L. avait été malade durant une partie du trajet, elle supportait mal l'altitude et la voiture et la route était particulièrement sinueuse. Elle découvrit cependant le chalet et les environs, très jolis et paisibles. Elle connaissait mal la province, et je me faisais une joie de la conduire dans cet endroit où chaque pierre est un souvenir pour moi, celui de mes années d'enfance passées à écumer le village, étés et hivers.

Comme nous n'avions pas les affaires adaptées, nous les Parisiens, on nous prêta gracieusement des chaussures de montagne et des pulls. L'ambiance restait chaleureuse : éclats des verres et des rires. 

Le lendemain, l'ascension prévue s'avéra difficile. Si le temps était particulièrement clément en cette fin de novembre, quelques plaques de neige à l'ombre tout au plus, le chemin emprunté, suivant une ancestrale piste de Saint Jacques de Compostelle, sur laquelle nous avons longuement disserté, s'avéra abrupte et raide, surtout pour nos jambes tout au plus rompues à la butte de Montmartre. A l'inverse mon frère et mes cousines gambadaient comme s'il s'agissait d'une simple promenade matinale.

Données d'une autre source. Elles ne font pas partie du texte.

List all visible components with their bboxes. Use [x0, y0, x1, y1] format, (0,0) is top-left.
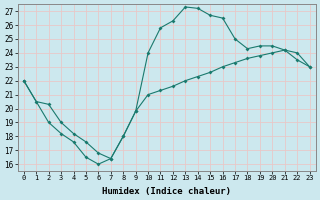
X-axis label: Humidex (Indice chaleur): Humidex (Indice chaleur) — [102, 187, 231, 196]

L. souffrait un peu, ne sachant s'il faisait froid ou chaud, soufflant, me rabrouant. J'étais le responsable, je me devais d'être le guide et tout connaître. La vérité est que je n'en savais rien, et la foudre me tombait sur la tête tandis que mes jambes lourdes ne me permettaient pas d'aller plus loin. Cependant, elle fut rassérénée par la récompense qu'offrait l'ascension, un plateau forestier avec une vue exceptionnelle sur toute la vallée. Sous ce soleil timide de novembre, nous prîmes de la charcuterie et des fromages coulants que nous étalions sur des tartines, contemplant le paysage indompté.

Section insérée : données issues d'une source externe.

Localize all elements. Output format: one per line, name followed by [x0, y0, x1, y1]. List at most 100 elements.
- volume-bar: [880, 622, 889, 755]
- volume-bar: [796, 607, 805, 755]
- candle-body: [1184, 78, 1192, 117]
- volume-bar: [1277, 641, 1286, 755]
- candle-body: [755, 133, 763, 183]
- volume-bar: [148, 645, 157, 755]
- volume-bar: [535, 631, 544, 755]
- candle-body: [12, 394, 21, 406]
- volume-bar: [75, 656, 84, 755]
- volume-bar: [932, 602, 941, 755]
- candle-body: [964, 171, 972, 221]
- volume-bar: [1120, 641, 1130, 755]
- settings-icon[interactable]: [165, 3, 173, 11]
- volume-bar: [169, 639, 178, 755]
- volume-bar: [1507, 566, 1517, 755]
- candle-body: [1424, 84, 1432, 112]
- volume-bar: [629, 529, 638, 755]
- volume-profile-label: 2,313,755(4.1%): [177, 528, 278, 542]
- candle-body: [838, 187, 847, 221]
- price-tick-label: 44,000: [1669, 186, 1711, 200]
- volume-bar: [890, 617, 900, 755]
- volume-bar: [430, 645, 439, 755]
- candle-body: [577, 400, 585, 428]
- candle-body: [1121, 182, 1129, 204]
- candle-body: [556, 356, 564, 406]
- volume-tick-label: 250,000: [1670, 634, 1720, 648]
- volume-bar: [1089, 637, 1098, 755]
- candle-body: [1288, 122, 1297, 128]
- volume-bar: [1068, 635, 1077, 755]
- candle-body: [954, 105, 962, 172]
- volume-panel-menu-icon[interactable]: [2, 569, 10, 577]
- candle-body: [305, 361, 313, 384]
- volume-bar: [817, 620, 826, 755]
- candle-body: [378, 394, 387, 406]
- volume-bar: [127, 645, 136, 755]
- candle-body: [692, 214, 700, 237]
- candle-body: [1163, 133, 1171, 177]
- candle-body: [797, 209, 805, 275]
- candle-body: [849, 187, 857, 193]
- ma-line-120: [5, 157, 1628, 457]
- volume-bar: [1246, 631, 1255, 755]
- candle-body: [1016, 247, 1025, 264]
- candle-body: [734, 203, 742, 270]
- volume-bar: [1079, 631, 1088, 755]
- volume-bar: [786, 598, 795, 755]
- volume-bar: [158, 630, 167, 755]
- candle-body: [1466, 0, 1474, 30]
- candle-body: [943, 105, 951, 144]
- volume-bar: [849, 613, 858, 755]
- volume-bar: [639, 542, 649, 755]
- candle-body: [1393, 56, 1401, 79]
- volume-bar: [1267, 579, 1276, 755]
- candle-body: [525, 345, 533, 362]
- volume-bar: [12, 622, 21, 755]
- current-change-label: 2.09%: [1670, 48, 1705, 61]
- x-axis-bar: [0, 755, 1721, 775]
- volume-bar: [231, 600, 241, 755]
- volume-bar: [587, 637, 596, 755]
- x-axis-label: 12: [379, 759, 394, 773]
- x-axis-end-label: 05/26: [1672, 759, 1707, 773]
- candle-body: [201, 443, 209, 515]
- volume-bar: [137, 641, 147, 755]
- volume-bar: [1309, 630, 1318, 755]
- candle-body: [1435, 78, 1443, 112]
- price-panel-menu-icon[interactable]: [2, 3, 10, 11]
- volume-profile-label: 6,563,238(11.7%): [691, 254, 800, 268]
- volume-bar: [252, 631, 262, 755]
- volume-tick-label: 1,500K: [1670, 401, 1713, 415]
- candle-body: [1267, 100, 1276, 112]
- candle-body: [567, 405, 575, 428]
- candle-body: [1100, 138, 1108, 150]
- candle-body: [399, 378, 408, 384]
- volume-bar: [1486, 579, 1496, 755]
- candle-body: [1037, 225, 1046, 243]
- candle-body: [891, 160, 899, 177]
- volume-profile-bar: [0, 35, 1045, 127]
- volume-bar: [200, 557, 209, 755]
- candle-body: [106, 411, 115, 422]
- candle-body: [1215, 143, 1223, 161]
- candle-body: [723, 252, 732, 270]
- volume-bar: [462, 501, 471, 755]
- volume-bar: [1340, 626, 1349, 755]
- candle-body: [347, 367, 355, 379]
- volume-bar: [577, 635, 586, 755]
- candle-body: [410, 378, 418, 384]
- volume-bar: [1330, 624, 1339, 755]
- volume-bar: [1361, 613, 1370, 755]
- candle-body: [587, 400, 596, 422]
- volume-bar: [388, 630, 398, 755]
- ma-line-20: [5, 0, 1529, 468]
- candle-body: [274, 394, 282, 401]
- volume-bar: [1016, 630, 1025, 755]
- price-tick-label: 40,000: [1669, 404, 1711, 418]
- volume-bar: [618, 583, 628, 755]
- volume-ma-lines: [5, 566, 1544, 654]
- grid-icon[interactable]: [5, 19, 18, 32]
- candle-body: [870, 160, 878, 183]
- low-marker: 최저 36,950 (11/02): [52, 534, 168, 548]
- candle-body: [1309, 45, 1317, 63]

Certains décidèrent de prolonger l'ascension, jusqu'à un calvaire, situé sur un éperon rocheux. Mon oncle le désigna du doigt, une croix qui apparaissait minuscule, plantée sur un pic. « Avec un peu de volonté, nous serons rentrés pour la nuit ! », dit-il avec détermination. Mais s'en était trop pour L. et à vrai dire pour moi-même. Aussi, nous redescendîmes avec ma tante et ma cousine, qui étaient également contentes de s'en arrêter là. Nous nous rendîmes dans la petite ville en contrebas, mais le temps changeait et il faisait de plus en plus froid. Après avoir parcouru les rares magasins ouverts, nous nous retrouvâmes à attendre dans les rues glacées, souvent désertes. Un petit goûter à base de tarte à la myrtille nous aida à tenir.